Wharton Vice Dean of Innovation Karl Ulrich noted some of the benefits of implementing a semester in San Francisco for second-year MBA students.

“We are blending classroom instruction with extracurricular activities and various kinds of engagement with the regional economy to hopefully create a powerful and cohesive educational experience,” he said.

In order to develop the curriculum for the San Francisco semester, Wharton took students’ career and course interests into consideration.

“We have a curriculum that is fairly tightly integrated in terms of focus and linking the content of the course to the region in some ways,” he said. “Based on the affinity of the students, we ended up with a curriculum very much focused on entrepreneurship and technology, which are also the main strengths of the Bay Area.”

According to Ulrich, each course has a particular focus, with some featuring guest speakers from San Francisco to talk about their professional experiences. Facility tours are also part of the curriculum, such as a tour of Tesla Motors in Fremont, Calif., scheduled for November.
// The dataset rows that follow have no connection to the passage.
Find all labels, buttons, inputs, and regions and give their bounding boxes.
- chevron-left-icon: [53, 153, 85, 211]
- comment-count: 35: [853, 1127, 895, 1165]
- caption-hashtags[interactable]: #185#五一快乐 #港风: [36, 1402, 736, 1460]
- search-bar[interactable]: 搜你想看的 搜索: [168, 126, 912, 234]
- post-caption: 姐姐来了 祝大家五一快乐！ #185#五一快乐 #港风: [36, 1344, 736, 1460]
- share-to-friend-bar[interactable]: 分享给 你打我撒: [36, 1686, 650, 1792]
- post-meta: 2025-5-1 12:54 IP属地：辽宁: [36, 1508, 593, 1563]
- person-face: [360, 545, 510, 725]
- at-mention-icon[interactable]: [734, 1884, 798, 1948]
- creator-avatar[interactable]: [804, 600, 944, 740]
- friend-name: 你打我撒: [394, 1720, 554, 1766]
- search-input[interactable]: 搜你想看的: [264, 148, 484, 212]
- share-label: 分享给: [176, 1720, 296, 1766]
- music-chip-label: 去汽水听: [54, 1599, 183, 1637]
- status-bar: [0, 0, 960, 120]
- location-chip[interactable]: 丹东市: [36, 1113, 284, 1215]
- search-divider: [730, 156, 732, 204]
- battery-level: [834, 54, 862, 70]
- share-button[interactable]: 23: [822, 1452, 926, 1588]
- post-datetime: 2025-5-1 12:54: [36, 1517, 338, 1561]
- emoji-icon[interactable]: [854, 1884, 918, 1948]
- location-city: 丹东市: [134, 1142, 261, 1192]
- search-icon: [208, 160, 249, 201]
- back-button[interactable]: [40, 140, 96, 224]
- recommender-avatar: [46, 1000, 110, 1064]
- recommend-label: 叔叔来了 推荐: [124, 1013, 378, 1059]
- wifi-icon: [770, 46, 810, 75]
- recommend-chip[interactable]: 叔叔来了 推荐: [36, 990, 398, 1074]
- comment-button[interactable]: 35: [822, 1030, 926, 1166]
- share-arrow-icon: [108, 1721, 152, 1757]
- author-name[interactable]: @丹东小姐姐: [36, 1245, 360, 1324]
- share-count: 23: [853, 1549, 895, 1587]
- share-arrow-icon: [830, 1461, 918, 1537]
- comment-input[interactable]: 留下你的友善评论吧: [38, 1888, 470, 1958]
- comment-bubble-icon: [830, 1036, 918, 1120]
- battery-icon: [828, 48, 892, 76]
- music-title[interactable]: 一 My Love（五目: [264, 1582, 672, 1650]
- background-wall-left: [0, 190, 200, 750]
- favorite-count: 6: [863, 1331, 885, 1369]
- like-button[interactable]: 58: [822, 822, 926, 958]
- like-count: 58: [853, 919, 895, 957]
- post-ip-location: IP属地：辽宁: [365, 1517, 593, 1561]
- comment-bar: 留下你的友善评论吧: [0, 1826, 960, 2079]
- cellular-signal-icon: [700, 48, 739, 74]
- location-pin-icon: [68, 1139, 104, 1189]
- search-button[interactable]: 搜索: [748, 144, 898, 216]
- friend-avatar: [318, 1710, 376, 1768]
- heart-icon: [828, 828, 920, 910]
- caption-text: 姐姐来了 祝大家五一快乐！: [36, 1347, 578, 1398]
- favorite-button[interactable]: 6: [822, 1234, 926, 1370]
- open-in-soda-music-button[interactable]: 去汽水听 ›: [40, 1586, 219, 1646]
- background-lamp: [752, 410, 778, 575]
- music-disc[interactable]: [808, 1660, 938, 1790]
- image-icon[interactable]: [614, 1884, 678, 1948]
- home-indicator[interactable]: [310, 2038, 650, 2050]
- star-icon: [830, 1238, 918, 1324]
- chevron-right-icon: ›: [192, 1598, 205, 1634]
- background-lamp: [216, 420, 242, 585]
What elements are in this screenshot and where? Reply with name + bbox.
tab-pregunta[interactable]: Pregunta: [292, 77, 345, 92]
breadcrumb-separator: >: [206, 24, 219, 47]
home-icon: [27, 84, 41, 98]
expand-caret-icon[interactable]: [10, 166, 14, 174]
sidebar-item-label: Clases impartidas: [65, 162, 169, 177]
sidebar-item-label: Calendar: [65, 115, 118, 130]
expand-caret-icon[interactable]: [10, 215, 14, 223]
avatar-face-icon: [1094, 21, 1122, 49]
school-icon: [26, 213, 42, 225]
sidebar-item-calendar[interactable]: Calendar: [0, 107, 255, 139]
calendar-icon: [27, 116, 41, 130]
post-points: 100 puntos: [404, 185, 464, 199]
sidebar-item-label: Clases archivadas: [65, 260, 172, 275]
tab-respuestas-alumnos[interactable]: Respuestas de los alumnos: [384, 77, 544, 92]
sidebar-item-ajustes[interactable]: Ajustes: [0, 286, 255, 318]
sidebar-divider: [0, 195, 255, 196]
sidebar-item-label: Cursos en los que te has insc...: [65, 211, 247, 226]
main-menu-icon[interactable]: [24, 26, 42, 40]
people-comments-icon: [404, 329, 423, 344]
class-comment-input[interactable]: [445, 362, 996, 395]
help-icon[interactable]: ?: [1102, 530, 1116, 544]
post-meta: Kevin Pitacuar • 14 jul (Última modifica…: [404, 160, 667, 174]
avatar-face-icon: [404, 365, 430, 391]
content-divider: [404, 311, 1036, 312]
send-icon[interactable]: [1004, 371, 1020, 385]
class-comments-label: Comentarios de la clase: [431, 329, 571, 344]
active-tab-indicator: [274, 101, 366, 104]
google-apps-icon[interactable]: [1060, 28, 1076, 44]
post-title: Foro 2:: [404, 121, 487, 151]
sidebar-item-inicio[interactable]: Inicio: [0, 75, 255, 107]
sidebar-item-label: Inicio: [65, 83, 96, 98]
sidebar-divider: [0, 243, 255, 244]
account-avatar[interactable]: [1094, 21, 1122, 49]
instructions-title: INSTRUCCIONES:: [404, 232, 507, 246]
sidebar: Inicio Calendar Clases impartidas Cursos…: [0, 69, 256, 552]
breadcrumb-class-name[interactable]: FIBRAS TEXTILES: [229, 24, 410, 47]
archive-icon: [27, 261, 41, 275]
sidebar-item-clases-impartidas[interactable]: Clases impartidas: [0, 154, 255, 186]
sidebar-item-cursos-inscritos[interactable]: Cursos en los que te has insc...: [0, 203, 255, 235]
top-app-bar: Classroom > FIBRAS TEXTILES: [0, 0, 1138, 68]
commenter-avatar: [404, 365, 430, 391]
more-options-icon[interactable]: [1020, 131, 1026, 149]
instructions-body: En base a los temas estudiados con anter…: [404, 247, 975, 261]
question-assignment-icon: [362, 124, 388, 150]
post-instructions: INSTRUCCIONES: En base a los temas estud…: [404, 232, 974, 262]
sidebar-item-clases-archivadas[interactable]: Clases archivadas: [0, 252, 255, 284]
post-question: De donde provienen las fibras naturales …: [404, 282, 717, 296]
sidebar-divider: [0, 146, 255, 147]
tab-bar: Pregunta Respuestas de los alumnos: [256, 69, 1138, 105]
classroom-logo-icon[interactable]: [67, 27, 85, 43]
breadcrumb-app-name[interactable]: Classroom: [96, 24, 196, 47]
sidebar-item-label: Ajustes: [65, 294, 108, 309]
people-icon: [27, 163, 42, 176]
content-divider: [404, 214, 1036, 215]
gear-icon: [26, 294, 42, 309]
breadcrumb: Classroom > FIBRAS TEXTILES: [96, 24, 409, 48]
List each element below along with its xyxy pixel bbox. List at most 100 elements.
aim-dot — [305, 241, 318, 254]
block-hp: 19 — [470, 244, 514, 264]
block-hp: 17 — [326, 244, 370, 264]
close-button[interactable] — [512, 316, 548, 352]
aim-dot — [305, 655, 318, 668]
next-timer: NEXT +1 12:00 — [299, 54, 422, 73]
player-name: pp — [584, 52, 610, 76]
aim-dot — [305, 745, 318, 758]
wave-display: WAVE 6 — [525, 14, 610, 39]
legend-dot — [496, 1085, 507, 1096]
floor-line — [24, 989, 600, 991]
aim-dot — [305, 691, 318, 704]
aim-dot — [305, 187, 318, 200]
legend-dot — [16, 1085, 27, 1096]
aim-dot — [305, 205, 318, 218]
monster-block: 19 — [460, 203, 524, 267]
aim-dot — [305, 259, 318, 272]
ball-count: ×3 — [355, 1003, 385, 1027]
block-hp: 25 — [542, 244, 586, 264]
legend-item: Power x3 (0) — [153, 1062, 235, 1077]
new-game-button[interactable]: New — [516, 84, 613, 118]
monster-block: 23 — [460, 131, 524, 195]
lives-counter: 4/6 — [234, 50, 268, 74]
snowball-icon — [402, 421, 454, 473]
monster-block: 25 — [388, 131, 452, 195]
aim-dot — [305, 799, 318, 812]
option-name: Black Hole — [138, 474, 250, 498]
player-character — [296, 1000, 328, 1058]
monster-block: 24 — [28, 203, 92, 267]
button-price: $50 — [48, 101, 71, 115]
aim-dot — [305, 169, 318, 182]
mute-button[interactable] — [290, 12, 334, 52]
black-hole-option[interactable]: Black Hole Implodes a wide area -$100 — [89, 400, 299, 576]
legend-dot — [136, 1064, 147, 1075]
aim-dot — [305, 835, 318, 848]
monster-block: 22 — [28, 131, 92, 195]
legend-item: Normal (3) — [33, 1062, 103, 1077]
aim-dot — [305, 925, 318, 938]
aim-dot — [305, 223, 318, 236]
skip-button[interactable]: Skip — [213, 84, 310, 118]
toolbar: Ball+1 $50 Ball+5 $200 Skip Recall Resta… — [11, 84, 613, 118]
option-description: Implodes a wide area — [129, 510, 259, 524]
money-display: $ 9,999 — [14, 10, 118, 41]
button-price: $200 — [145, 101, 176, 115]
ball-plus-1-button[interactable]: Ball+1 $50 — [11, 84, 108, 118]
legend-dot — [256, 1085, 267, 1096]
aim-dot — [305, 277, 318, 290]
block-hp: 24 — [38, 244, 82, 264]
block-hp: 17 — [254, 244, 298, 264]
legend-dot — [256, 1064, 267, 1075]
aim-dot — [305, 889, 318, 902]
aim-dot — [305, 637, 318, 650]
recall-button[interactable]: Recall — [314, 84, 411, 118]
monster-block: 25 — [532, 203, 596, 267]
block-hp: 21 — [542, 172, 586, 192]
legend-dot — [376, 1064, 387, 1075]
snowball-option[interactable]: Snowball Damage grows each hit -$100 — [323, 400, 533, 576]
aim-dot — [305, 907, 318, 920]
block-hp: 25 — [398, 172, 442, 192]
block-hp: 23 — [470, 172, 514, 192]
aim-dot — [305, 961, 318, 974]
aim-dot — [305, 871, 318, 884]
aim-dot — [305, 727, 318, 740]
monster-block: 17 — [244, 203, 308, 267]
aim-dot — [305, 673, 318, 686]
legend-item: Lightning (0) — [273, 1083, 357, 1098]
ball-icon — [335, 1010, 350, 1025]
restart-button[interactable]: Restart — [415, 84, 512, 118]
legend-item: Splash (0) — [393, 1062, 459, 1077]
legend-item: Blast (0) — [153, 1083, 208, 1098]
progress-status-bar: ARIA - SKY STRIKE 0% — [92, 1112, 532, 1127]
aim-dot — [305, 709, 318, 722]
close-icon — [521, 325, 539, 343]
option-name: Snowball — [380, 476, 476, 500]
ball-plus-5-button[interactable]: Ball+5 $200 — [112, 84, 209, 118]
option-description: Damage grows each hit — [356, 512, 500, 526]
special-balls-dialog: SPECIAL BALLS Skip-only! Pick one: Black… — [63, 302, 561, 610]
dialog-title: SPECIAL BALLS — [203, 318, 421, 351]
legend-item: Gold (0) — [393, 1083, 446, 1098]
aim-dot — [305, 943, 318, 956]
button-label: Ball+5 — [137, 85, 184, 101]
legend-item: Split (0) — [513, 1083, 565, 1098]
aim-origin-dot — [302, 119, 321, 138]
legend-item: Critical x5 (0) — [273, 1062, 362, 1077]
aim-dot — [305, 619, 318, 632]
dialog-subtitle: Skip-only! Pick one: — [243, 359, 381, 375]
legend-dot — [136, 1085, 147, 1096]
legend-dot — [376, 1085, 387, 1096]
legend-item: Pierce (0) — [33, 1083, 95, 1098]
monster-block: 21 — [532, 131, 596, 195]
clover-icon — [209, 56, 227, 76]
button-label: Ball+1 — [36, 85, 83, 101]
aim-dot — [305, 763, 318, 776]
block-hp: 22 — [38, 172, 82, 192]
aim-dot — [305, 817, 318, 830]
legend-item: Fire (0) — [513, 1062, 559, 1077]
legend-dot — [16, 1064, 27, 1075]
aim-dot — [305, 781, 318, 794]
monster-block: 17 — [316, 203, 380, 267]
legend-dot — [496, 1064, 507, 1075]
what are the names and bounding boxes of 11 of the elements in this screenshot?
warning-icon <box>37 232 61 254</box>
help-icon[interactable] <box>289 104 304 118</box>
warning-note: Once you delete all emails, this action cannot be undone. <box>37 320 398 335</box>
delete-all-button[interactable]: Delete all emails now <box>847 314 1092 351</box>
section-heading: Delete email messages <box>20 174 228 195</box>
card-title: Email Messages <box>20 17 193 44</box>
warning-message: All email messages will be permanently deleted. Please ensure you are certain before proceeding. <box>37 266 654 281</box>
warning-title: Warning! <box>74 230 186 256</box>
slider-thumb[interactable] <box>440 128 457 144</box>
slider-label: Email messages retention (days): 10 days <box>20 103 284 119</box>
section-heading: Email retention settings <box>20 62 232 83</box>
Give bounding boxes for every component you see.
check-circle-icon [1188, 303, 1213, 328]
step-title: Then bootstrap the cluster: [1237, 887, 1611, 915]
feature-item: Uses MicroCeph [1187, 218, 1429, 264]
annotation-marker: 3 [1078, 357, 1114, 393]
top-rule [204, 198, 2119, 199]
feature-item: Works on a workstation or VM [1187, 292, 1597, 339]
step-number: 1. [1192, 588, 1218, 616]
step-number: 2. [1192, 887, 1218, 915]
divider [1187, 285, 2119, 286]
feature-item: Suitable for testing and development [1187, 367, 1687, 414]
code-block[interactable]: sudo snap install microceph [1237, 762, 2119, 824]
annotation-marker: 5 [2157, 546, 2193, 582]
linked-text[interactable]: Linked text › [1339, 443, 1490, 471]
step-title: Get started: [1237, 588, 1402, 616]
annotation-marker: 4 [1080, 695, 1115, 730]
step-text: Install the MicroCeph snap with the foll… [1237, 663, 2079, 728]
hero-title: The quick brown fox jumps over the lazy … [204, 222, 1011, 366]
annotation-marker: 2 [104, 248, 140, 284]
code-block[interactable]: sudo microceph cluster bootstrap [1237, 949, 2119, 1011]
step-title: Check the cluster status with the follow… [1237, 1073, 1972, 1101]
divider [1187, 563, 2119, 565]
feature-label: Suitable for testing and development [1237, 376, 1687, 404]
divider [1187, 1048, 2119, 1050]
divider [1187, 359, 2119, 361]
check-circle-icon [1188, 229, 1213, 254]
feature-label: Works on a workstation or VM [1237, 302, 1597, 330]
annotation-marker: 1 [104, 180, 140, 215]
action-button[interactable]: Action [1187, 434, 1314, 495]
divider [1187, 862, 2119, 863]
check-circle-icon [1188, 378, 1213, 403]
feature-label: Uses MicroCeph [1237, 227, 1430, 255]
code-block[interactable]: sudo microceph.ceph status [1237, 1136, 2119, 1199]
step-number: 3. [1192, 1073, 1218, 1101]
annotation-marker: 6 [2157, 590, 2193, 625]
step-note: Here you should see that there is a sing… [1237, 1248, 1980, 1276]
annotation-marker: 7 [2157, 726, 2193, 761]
Second-year MBA student Rajeev Jeyakumar, one of the participants in this program, highlighted the semester’s conduciveness to rising entrepreneurs.

“To see the ecosystem and the entrepreneurial culture of the Bay Area is invaluable, even if you are not going to stay there,” he said.

Jeyakumar, who plans to launch his own company in the future, also described the helpful and friendly atmosphere of the program.

“I’ve already met people who are willing to help me out, investors who are willing to give me advice,” he said. “Accelerating the development process for startups is just going to be amazing.”

For Katherine Howell, another second-year MBA student in the program, the opportunity to cultivate relationships in the West Coast was an appealing aspect of the program.

“It helps us develop more because we are surrounded by people who are thinking the same ideas so we can feed off of and learn from each other,” she said. “Being surrounded by the same people and working in the same areas is an experience that I definitely had to take advantage of.”

Jacob Samuelson added that the opportunity to work for companies based in the Silicon Valley will give students a unique first-hand perspective.

“I’m going to work with an education technology company I worked with last summer that is based out here,” Samuelson, another second-year MBA student, said. “Students will be able to do really interesting projects or internships for companies, and being able to work and apply what you are learning in school right away is exciting.”

Although the program is in its early stages, Ulrich noted two potential plans for future expansion.

“We may do an undergraduate version that would meet in the spring … and take the same model to other parts of the world,” he said.